Afinal, não estamos justamente começando a conhecer melhor os danos dos robôs nas redes? Como poderemos saber quem qualificará os participantes, suas manifestações, interesses, proximidades ou distâncias com o tema que está sendo discutido?

Discutindo a questão das redes, a autora Ana Frazão lembra que há o risco de "ser criado um debate público completamente artificial e distorcido, sem qualquer transparência sobre quem efetivamente participa e a que interesses serve. Cria-se uma falsa arena democrática, em que robôs, embora não votem, pautam as discussões e formam a chamada "opinião pública" com seus posts e likes."

No momento, a prudência é o mais indicado. As urgências na execução de serviços públicos essenciais talvez exijam que alguns processos de licenciamento andem, e que as audiências públicas virtuais sejam autorizadas, ainda em caráter excepcional, cercadas de muitos condicionamentos.

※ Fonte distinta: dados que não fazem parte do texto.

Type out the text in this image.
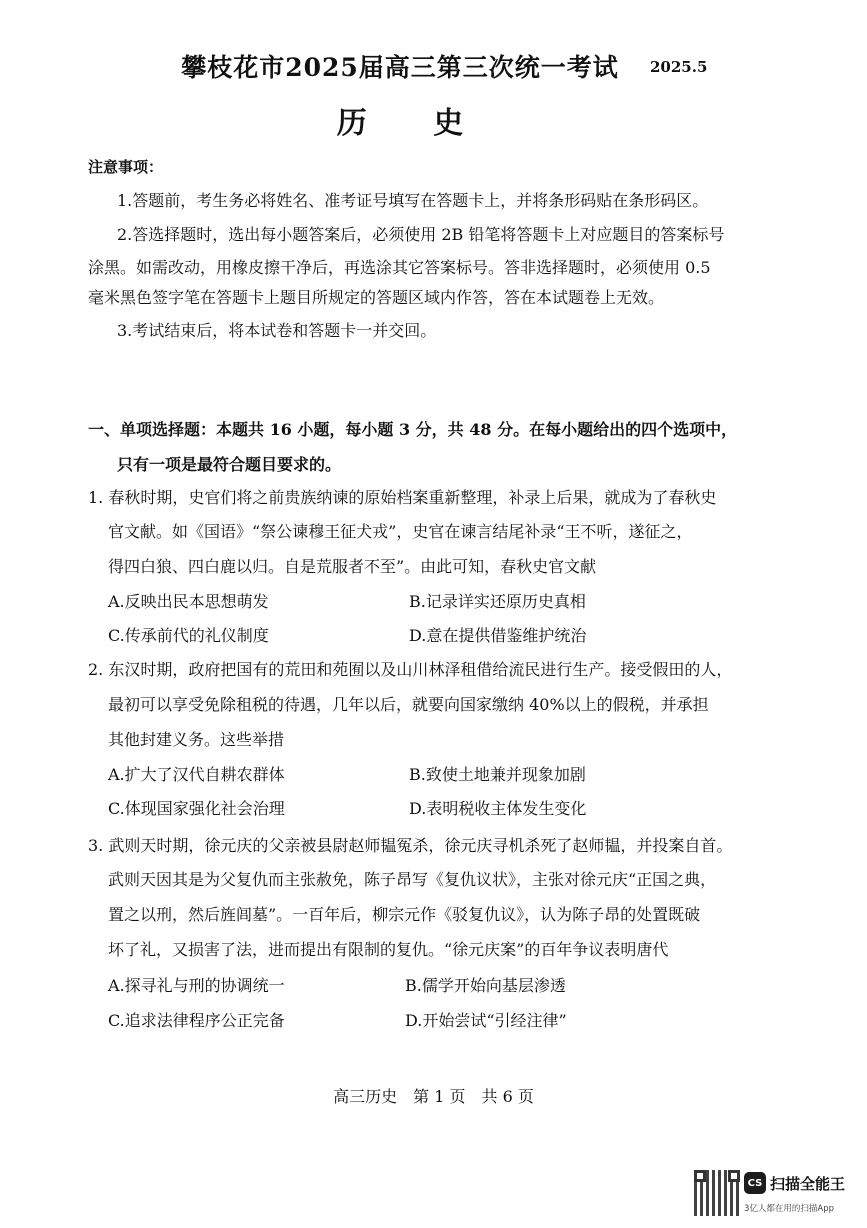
攀枝花市2025届高三第三次统一考试	2025.5
历 史
注意事项：
1.答题前，考生务必将姓名、准考证号填写在答题卡上，并将条形码贴在条形码区。
2.答选择题时，选出每小题答案后，必须使用 2B 铅笔将答题卡上对应题目的答案标号
涂黑。如需改动，用橡皮擦干净后，再选涂其它答案标号。答非选择题时，必须使用 0.5
毫米黑色签字笔在答题卡上题目所规定的答题区域内作答，答在本试题卷上无效。
3.考试结束后，将本试卷和答题卡一并交回。
一、单项选择题：本题共 16 小题，每小题 3 分，共 48 分。在每小题给出的四个选项中，
只有一项是最符合题目要求的。
1. 春秋时期，史官们将之前贵族纳谏的原始档案重新整理，补录上后果，就成为了春秋史
官文献。如《国语》“祭公谏穆王征犬戎”，史官在谏言结尾补录“王不听，遂征之，
得四白狼、四白鹿以归。自是荒服者不至”。由此可知，春秋史官文献
A.反映出民本思想萌发	B.记录详实还原历史真相
C.传承前代的礼仪制度	D.意在提供借鉴维护统治
2. 东汉时期，政府把国有的荒田和苑囿以及山川林泽租借给流民进行生产。接受假田的人，
最初可以享受免除租税的待遇，几年以后，就要向国家缴纳 40%以上的假税，并承担
其他封建义务。这些举措
A.扩大了汉代自耕农群体	B.致使土地兼并现象加剧
C.体现国家强化社会治理	D.表明税收主体发生变化
3. 武则天时期，徐元庆的父亲被县尉赵师韫冤杀，徐元庆寻机杀死了赵师韫，并投案自首。
武则天因其是为父复仇而主张赦免，陈子昂写《复仇议状》，主张对徐元庆“正国之典，
置之以刑，然后旌闾墓”。一百年后，柳宗元作《驳复仇议》，认为陈子昂的处置既破
坏了礼，又损害了法，进而提出有限制的复仇。“徐元庆案”的百年争议表明唐代
A.探寻礼与刑的协调统一	B.儒学开始向基层渗透
C.追求法律程序公正完备	D.开始尝试“引经注律”
高三历史　第 1 页　共 6 页
CS 扫描全能王
3亿人都在用的扫描App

Mas, no caso em questão, o da construção do Autódromo de Deodoro, este não é um serviço público; é um empreendimento particular cercado de controvérsias, e judicializado, no qual o Ministério Público Estadual e Federal entendem que a pretensão é contrária ao interesse público por pretender destruir Mata Atlântica protegida por lei, em um bairro do Rio.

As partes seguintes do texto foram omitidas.